Moral authority, I realize, is hardly the point in these movies. (John Wick, after all, killed about 9,000 people in revenge for someone shooting his dog and stealing his car.) But there is something disturbingly disingenuous in the way The Equalizer 3 addresses the supposed rightness of McCall's actions. The question is raised several times: Is McCall a good man or a bad man? It is raised often enough–by McCall himself, and by people around him—that we might, reasonably, expect the question to be addressed, if not actually answered. But it isn't. There is no voice for restraint in the film, no judgement, no grappling with an ethical quandary, no recognition that such a man (whatever his motivation) might be somewhat terrifying to be around.

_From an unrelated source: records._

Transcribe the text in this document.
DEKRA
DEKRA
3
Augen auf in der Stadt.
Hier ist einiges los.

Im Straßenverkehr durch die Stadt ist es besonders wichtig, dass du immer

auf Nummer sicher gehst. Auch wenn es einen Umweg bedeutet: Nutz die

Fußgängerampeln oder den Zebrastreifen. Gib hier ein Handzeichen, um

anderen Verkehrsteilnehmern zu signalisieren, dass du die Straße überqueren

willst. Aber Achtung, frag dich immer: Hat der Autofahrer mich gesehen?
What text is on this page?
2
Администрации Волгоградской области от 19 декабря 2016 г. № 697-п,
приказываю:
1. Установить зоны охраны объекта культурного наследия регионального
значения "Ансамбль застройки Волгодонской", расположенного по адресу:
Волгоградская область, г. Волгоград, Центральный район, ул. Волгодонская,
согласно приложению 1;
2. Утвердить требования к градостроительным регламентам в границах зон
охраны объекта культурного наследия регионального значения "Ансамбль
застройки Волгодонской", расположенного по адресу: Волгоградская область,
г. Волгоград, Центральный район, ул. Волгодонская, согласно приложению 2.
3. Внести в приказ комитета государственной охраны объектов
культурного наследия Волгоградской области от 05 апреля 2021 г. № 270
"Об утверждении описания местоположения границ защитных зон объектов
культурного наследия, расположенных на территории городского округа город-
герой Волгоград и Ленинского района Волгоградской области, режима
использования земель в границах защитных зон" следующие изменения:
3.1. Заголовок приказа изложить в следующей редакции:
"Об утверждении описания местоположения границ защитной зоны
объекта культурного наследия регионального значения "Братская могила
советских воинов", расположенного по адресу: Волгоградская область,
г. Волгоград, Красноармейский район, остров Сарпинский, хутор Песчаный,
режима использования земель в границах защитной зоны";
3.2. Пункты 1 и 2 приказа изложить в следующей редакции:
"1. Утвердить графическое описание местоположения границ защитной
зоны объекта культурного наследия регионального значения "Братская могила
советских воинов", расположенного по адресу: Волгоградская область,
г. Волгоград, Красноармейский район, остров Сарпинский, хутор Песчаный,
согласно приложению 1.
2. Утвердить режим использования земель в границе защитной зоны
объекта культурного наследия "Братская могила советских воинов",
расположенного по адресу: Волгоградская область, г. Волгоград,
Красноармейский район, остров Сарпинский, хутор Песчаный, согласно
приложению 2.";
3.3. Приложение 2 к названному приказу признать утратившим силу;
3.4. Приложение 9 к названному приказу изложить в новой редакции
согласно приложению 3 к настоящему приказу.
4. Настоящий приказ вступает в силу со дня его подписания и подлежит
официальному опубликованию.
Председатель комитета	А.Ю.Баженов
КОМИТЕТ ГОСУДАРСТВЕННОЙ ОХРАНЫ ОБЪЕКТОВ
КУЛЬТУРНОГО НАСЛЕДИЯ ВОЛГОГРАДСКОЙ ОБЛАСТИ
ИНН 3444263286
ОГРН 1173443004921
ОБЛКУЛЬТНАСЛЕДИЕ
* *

McCall claims to want to give up violence, so he warns the bad guys to leave town, and when they haven't—literally two minutes later—he just walks up and kills them. And every time he does something like this, the cartoonishly decent townspeople respect him all the more, and the adoring eyes of the flirty waitress who passes for a love interest (Gaia Scodellaro) grow more and more moist.
"I don't get it," Emma says, at one point, of McCall's methods. "You will," McCall promises, and at the end of the movie we are supposed to believe that she does, when she returns what was stolen at the film's beginning to its rightful owner. We are supposed to believe that this small, anti-climactic act somehow justifies not just McCall's one-man killing spree but his entire approach to justice. But this fantasy—that one "righteous" man walking in and committing extrajudicial mass-murder is the cure to all of society's ills, and a direct path to love and respect—is a pathetic and deeply problematic one. It hardly originated with The Equalizer movies, and it will not end with them either, but it is dumb and dangerous and unspeakably bad for the world. Denzel doesn't get a pass on perpetuating it, just because he's Denzel. McCall isn't a hero: He's Taxi Driver's Travis Bickle with a better set of skills, depicted with far less craft and a completely irresponsible absence of irony.